By applying attachment theory, this research offers a lens to better understand the influence of familial relationships, not only on emotional patterns (with children/family) in adulthood but also major life trajectories, including entry into stigmatised or high-risk professions. Future research could explore these patterns with larger and more varied groups and look at how early-life support, such as community resources, might widen the range of job or survival choices while fostering a more stable environment for these communities. Understanding how attachment experiences and economic pressures interact can help shape more compassionate and practical ways to support people facing limited options.
While attachment patterns offer insight into the emotional and relational dynamics that may impact involvement in sex work, these psychological frameworks should not be examined in isolation. Broader social and economic constraints, such as poverty, gender-based inequality, educational opportunities, and migration-related challenges, play pivotal roles in the choices available to women26. These conditions create a context of constrained agency, where personal decisions are frequently made under the pressures of marginalisation. Further research shows how women’s agency is shaped and often limited by structural factors. Many are forced into sex work through exploitation, under conditions of poverty, limited job opportunities, and a lack of family support. Even when entry is voluntary, it is often under coercive circumstances or as a means of survival, making what appears as individual choice deeply intertwined with structural pressures27.
Therefore, psychological patterns cannot fully explain engagement in sex work without acknowledging the structural constraints that frame these decisions. Social stigma and limited access to resources frequently leave women with few viable alternatives, shaping both their involvement in sex work and their ability to exercise agency within it. Integrating attachment theory with an understanding of these broader determinants allows for a more comprehensive perspective that recognises both individual emotional dynamics and the potential influence of sociocultural and economic forces on women’s lives. These findings may inform community-based interventions aimed at supporting sex workers in Mumbai through accessible counseling, parent education, and safe childcare programs. Policies enhancing education access for sex workers’ children and mental health outreach could reduce intergenerational vulnerability. Future research could examine how attachment-based counseling might strengthen resilience in similar contexts.
Conclusion
This study found that while financial need was a common thread in participants’ entry into sex work, the pathways leading to it varied significantly depending on early attachment experiences. These results broadly align with the hypothesis, showing a relationship between childhood attachment styles and motivations for entering sex work. Securely attached participants often described their entry as a deliberate or sacrificial choice to support family members. Those with insecure or disorganised attachments also frequently supported their families, but their more nuanced reasons often included caregiver loss, instability, or lack of support, which may have shaped their vulnerability to coercion or narrowed their work options. In both groups, financial need was a common factor, yet the pathways leading to it differed. By applying attachment theory to sex work, it highlights the complexity of agency and care under adversity. These insights underscore the importance of holistic approaches that combine psychological support with social reform to improve the outcomes for vulnerable women and their families.
Appendix
Appendix A
- What is your name?
- How long have you been in this field of work?

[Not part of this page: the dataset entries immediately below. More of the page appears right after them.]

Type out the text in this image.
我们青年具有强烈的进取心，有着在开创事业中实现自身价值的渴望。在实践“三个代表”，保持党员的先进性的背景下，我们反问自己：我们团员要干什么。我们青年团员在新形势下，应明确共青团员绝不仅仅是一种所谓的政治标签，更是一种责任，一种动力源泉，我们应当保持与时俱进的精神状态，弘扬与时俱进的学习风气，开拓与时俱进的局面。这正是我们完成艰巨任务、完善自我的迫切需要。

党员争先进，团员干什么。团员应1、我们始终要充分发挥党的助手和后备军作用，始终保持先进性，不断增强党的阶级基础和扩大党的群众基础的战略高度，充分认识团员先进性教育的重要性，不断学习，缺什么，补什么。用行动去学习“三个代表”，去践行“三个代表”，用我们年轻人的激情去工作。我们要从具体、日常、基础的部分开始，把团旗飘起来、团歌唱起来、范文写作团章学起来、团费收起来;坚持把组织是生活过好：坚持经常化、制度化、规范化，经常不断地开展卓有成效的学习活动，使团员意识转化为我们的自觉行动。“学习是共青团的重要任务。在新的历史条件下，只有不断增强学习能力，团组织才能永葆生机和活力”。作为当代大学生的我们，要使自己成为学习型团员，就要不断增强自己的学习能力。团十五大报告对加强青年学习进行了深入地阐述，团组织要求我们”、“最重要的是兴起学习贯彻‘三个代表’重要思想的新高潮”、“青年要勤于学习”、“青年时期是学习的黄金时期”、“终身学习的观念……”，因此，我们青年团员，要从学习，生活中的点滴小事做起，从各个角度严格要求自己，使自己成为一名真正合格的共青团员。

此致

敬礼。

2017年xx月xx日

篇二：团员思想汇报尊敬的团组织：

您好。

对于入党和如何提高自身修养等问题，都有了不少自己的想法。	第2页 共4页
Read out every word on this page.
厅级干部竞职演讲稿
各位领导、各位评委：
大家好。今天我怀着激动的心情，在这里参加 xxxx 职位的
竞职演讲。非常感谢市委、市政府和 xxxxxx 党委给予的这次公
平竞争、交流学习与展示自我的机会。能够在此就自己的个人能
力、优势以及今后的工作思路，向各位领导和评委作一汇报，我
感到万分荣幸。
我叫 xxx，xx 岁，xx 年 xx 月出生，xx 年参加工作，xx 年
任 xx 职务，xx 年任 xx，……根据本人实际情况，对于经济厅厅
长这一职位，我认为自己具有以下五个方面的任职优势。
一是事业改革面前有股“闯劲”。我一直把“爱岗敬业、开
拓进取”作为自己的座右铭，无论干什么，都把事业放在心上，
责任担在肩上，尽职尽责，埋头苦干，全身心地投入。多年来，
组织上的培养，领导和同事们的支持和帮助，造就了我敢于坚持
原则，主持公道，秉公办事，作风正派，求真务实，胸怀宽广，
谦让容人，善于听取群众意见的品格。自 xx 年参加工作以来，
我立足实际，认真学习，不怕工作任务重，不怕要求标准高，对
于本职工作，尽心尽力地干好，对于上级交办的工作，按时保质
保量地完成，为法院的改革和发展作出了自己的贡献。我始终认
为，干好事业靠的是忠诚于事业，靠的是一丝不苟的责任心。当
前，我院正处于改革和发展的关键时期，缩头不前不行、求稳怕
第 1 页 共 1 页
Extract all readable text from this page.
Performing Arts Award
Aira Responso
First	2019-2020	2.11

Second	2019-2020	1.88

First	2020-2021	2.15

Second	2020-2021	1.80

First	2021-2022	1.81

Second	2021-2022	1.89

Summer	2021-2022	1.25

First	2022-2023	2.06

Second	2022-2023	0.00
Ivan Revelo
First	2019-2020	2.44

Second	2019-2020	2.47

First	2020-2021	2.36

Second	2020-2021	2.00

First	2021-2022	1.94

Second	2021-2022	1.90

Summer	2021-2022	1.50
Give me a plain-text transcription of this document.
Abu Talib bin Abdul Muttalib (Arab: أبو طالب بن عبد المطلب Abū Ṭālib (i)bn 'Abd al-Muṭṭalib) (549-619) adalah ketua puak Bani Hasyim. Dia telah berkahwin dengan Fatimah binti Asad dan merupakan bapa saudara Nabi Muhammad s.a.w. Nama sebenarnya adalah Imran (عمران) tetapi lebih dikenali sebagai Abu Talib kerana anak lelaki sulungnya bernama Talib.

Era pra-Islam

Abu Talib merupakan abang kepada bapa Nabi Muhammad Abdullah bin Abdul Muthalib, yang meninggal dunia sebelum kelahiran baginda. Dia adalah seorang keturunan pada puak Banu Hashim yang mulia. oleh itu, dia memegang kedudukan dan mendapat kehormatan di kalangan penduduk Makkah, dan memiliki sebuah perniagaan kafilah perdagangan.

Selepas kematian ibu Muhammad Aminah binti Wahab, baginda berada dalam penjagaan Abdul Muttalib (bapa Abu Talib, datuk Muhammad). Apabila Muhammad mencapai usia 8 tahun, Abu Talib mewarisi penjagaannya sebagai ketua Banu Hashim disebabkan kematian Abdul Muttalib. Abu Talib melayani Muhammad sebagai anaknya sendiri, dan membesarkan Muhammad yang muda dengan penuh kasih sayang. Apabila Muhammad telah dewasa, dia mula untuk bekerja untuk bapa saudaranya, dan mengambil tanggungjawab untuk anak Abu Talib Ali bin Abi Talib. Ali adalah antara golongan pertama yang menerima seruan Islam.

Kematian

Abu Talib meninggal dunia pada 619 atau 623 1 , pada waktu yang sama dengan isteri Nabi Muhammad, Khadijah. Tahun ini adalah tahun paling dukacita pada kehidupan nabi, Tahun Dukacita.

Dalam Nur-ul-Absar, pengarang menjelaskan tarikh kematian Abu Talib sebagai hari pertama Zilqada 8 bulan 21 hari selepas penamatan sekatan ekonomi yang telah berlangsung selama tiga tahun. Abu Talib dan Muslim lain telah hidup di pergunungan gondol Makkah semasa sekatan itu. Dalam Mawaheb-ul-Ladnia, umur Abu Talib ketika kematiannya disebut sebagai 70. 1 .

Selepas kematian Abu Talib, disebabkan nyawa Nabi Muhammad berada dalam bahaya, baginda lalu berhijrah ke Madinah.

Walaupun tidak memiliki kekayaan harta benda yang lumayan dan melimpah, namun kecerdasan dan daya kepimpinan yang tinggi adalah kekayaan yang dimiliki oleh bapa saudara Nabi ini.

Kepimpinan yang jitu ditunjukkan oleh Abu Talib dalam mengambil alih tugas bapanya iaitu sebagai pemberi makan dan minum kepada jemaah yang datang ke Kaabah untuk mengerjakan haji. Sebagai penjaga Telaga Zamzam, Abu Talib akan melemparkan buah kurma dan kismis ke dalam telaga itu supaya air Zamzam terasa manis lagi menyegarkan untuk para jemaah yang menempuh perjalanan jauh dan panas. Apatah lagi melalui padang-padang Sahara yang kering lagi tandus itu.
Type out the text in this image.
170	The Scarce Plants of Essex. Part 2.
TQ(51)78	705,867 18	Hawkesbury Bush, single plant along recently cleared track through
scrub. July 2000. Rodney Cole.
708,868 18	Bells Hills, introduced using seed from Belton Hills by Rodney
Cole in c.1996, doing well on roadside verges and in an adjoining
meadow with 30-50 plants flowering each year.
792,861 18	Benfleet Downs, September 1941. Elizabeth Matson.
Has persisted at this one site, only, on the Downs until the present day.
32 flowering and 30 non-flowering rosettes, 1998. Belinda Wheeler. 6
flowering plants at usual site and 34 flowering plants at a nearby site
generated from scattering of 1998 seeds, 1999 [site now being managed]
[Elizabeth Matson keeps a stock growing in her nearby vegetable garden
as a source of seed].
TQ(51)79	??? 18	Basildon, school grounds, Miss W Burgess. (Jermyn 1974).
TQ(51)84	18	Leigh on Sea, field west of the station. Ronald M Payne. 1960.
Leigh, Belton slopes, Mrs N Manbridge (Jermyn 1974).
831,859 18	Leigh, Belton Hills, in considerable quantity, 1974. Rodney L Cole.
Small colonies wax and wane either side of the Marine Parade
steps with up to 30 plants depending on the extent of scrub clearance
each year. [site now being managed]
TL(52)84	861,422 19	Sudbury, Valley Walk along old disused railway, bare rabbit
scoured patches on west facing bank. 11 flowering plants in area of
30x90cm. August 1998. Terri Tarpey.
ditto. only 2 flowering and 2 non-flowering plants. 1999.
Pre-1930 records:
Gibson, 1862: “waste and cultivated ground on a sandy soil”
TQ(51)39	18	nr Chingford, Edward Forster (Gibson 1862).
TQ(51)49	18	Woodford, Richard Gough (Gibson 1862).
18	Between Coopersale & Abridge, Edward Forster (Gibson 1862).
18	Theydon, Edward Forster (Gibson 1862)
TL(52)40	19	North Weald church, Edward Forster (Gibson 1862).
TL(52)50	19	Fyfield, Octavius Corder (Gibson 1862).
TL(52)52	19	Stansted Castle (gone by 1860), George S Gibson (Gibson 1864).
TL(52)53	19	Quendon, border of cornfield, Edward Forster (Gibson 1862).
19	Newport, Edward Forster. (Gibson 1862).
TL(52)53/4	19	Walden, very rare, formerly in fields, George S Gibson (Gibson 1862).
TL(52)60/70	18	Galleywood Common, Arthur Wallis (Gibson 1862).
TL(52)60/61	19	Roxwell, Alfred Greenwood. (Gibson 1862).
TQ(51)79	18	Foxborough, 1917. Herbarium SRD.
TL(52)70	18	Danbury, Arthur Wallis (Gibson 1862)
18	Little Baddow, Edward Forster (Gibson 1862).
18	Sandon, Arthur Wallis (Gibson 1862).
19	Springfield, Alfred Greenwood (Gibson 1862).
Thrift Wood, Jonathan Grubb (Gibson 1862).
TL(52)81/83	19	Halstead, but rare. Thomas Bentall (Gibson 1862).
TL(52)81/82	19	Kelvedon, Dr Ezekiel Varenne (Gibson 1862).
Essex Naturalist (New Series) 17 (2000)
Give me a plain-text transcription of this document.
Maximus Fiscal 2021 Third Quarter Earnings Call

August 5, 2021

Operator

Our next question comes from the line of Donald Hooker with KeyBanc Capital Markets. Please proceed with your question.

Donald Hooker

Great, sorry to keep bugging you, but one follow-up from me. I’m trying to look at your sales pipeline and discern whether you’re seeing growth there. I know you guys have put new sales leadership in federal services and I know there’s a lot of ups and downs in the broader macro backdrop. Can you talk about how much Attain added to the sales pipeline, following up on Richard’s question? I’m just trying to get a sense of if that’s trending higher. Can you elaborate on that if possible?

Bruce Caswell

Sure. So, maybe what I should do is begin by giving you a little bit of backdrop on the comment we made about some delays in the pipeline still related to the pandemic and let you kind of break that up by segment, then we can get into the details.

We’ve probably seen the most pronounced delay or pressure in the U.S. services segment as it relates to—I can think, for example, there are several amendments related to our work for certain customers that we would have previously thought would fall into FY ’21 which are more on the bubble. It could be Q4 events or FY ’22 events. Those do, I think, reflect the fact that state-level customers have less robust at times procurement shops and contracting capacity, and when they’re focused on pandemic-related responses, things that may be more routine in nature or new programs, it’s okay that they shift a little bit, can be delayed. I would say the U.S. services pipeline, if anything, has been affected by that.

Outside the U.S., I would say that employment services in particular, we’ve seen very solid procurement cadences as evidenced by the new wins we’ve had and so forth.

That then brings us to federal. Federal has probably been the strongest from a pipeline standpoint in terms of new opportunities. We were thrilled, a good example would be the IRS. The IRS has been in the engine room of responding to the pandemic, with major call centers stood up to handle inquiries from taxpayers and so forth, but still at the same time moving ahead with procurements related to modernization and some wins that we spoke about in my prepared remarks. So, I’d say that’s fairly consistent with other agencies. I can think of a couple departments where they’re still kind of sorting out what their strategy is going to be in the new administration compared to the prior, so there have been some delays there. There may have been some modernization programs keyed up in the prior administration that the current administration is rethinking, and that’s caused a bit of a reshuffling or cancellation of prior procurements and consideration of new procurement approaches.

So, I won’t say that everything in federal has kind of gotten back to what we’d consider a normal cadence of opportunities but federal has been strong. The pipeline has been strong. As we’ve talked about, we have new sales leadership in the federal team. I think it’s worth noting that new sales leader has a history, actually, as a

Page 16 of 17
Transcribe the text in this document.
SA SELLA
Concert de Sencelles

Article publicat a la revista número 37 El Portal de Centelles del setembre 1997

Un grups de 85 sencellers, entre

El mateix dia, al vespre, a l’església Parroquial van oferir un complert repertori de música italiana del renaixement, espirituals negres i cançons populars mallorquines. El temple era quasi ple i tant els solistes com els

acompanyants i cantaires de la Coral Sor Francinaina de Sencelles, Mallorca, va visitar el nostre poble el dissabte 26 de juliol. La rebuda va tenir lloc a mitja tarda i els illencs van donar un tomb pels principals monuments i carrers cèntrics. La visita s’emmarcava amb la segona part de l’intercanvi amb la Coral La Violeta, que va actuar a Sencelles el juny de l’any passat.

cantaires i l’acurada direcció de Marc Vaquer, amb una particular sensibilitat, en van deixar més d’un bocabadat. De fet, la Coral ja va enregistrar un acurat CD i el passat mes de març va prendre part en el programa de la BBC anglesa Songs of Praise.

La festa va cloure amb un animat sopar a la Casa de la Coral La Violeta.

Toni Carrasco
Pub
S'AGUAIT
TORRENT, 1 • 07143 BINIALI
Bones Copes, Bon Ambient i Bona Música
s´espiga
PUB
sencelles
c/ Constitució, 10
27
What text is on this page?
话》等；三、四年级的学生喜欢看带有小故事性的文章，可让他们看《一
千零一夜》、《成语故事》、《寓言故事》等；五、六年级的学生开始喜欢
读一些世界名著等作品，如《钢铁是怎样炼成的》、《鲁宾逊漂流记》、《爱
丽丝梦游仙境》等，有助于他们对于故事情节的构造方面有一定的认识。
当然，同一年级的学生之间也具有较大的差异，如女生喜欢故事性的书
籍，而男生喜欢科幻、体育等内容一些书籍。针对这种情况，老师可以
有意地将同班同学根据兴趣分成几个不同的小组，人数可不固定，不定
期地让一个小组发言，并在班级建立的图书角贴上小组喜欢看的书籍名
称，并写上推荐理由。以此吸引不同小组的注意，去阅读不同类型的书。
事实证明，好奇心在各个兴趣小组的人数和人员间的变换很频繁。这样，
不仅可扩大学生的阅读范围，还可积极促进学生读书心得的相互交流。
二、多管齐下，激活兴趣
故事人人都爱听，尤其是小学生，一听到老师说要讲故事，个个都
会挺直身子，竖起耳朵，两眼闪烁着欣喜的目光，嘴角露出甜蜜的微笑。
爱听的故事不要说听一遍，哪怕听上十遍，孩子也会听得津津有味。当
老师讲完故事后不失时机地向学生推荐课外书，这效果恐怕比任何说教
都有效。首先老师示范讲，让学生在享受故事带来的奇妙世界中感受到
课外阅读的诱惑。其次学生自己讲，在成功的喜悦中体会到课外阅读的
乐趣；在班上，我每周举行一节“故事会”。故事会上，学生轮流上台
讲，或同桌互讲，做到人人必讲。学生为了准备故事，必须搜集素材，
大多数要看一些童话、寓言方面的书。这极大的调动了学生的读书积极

- Could you tell me about who is in your family?
- What did/does your mother do?
- What did/does your father do?
- What was your upbringing like?
- What is your favourite memory of your primary caregiver?
- What is your favourite memory of your secondary caregiver?
- What is your most painful memory of your primary caregiver?
- What is your most painful memory of your secondary caregiver?
- What is the motivation for choosing this profession?
- How would you feel about your children/family going into the same profession?